Why is Oracle SQL function regexp_substr not returning all matching characters?


Could anyone (with extensive experience in regular-expression matching) please clarify for me why the following query returns (what I consider) unexpected results in Oracle 12?

select regexp_substr('My email: [email protected]', '[^@:space:]+@[^@:space:]+') 
from dual;

Expected result: [email protected]

Actual result: t@t

Another example:

select regexp_substr('Beneficiary email: [email protected]', '[^@:space:]+@[^@:space:]+') 
from dual;

Expected result: [email protected]

Actual result: ry1@gm

EDIT: I double-checked and this is not related to Oracle SQL, but the same behaviour applies to any regex engine. Even when simplifying the regex to [^:space:]+@[^:space:]+ the results are the same. I am curious to know why it does not match all the non-whitespace characters before and after the @ sign.

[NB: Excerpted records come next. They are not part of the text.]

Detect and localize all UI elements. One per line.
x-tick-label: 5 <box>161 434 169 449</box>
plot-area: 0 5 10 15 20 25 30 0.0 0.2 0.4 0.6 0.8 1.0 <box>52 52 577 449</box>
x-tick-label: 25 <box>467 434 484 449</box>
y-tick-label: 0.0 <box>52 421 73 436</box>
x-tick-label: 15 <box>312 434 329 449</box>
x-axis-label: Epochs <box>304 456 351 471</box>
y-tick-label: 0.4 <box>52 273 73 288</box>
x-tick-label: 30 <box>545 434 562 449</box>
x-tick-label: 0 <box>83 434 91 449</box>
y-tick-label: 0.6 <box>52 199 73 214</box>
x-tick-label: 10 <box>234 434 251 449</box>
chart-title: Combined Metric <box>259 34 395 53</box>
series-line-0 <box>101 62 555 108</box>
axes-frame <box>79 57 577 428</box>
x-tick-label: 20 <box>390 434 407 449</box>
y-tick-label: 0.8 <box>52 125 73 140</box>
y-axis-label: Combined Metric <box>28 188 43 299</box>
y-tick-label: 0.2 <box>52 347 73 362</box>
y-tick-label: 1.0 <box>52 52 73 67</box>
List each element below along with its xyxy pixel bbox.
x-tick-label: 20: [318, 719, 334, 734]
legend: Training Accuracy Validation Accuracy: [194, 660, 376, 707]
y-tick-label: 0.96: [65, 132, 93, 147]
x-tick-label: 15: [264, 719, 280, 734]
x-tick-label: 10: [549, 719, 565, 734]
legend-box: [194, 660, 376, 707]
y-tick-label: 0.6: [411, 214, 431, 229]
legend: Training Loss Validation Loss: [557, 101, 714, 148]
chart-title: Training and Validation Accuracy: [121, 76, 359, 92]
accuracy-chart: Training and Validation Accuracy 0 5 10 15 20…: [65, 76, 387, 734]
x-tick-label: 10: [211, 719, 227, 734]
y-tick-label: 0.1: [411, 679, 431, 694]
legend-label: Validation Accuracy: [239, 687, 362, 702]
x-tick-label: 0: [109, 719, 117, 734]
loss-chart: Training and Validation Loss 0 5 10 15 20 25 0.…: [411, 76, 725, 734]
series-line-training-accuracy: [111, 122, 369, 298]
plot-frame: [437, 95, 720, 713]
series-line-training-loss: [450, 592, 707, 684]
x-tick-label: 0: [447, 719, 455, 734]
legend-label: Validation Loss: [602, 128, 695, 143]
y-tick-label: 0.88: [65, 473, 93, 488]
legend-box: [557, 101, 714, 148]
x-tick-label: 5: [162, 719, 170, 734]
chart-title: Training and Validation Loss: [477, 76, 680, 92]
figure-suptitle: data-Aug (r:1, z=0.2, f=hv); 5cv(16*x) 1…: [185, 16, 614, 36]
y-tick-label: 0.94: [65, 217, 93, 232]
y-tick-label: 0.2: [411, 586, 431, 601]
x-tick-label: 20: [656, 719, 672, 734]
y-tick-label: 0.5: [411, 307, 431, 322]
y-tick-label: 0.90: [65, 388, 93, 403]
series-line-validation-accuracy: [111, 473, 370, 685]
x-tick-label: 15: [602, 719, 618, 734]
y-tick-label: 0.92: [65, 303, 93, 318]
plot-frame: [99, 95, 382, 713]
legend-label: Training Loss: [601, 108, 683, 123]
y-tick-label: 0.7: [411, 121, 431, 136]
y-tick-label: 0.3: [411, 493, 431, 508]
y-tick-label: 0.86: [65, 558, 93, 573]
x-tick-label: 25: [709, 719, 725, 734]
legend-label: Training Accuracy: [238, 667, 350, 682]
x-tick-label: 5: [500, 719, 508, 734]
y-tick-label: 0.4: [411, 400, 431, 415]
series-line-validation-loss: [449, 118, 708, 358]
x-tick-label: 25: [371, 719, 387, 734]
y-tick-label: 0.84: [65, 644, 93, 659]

And why sometimes it matches 1 character, other times 2 or 3 or more characters, but not all.


Solution

  • The POSIX shortcut you are trying to use is incorrect, you need square brackets around it:

    SELECT REGEXP_SUBSTR('Beneficiary email: [email protected]', '[^@[:space:]]+@[^@[:space:]]+') 
    FROM dual;
    

    or even simpler, assuming you only want to validate by checking for an '@' and the email address is always at the end of the string, after the last space:

    WITH tbl(str) AS (
      SELECT 'My email: [email protected]' FROM dual UNION ALL
      SELECT 'Beneficiary email: [email protected]' FROM dual
    )
    SELECT REGEXP_REPLACE(str, '.* (.*@.*)', '\1')
    from tbl
    ;
    

    Note: REGEXP_REPLACE() will return the original string if the match is not found, where REGEXP_SUBSTR() will return NULL. Keep that in mind and handle no match found accordingly. Always expect the unexpected!